Numerous industrial activities exist in the field of reforming flat glass sheets. Currently, these activities are mostly for making shaped glass articles for automotive applications, e.g., windshields and side windows, and architectural applications, e.g., curved glass for architectural and commercial non-electronic displays. Reforming processes for these applications are typically characterized by limited glass deformation, curvatures with large radii (usually greater than 50 mm), and large glass sheet thicknesses (usually greater than 1.5 mm).
Reforming processes based on gravity sagging are known in the current art. See, e.g., U.S. Pat. No. 6,240,746 B1, “Glass plate bending method and apparatus,” 5 Jun. 2001 [1]. In gravity sagging, the glass sheet is positioned on a ring or skeleton that supports the periphery of the glass sheet. The system is then heated to a temperature close to the softening point of the glass. Under gravity, the glass sags, eventually assuming the desired shape. Differential heating of some regions of the glass sheet can be used to obtain some final shapes that cannot be reached solely by isothermal gravity sagging.
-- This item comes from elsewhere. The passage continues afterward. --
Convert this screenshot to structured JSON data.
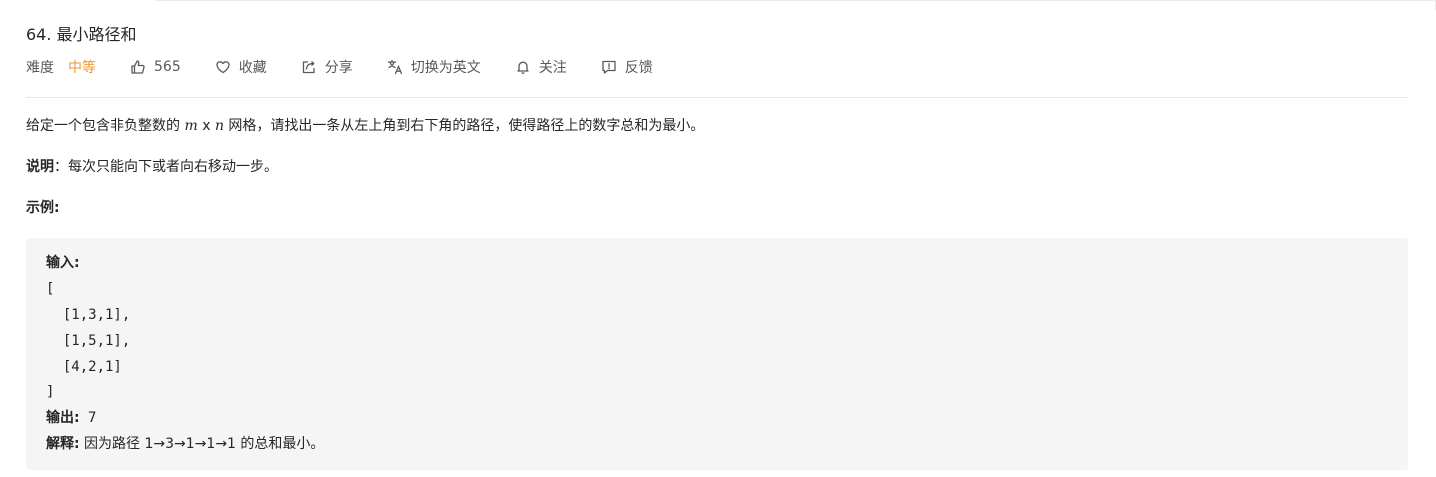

For some special shapes, more advanced techniques have been developed that are based on articulated skeletons (see, e.g., U.S. Pat. No. 4,286,980 A, “Method and apparatus for forming bent plate glass,” 1 Sep. 1981 [2] and U.S. Pat. No. 5,167,689, “Process for bending glass sheets,” 1 Dec. 1992 [3]). The idea is to have the skeleton articulated so that at some point during the gravity sagging process the outer shape of the supporting frame is modified to eventually obtain a more complex design, for example, a smaller local radius of curvature.
Reforming processes based on press bending are known in the art. See, e.g., U.S. Pat. No. 6,422,040, “Method for forming glass sheets” [4] and WO 2004 087590 A2, “Method for crowning sheets of glass by pressing and suction,” 14 Oct. 2004 [5]. In press bending, the glass sheet is shaped by contact with a central male mold, with an external female mold pressing the periphery of the glass to the central male mold. This process has the ability to obtain curvatures with relatively small radii, e.g., as small as 10 mm (see, ref. [5] above), and relatively complex shapes.
Nowadays, interest is growing in high-quality, thin-walled, shaped glass articles, and in particular shaped glass articles having a combination of flat area(s) and bent area(s), the bent area(s) typically having highly curved shapes. These complex shaped glass articles are desired for use as glass covers or doors or windows in portable electronic devices, such as tablets and smart phones, and larger smart appliances, such as television sets and refrigerators. These newer applications generally have the following requirements for shaped glass articles: curvatures with small radii, e.g., less than 20 mm, in the bent area(s), almost perfect flatness and optical quality in the flat area(s), bent area(s) that may be located very close to the outermost edge of the glass, and bend angle that can be greater than 90 degrees. These requirements are difficult to achieve using reforming processes such as described above.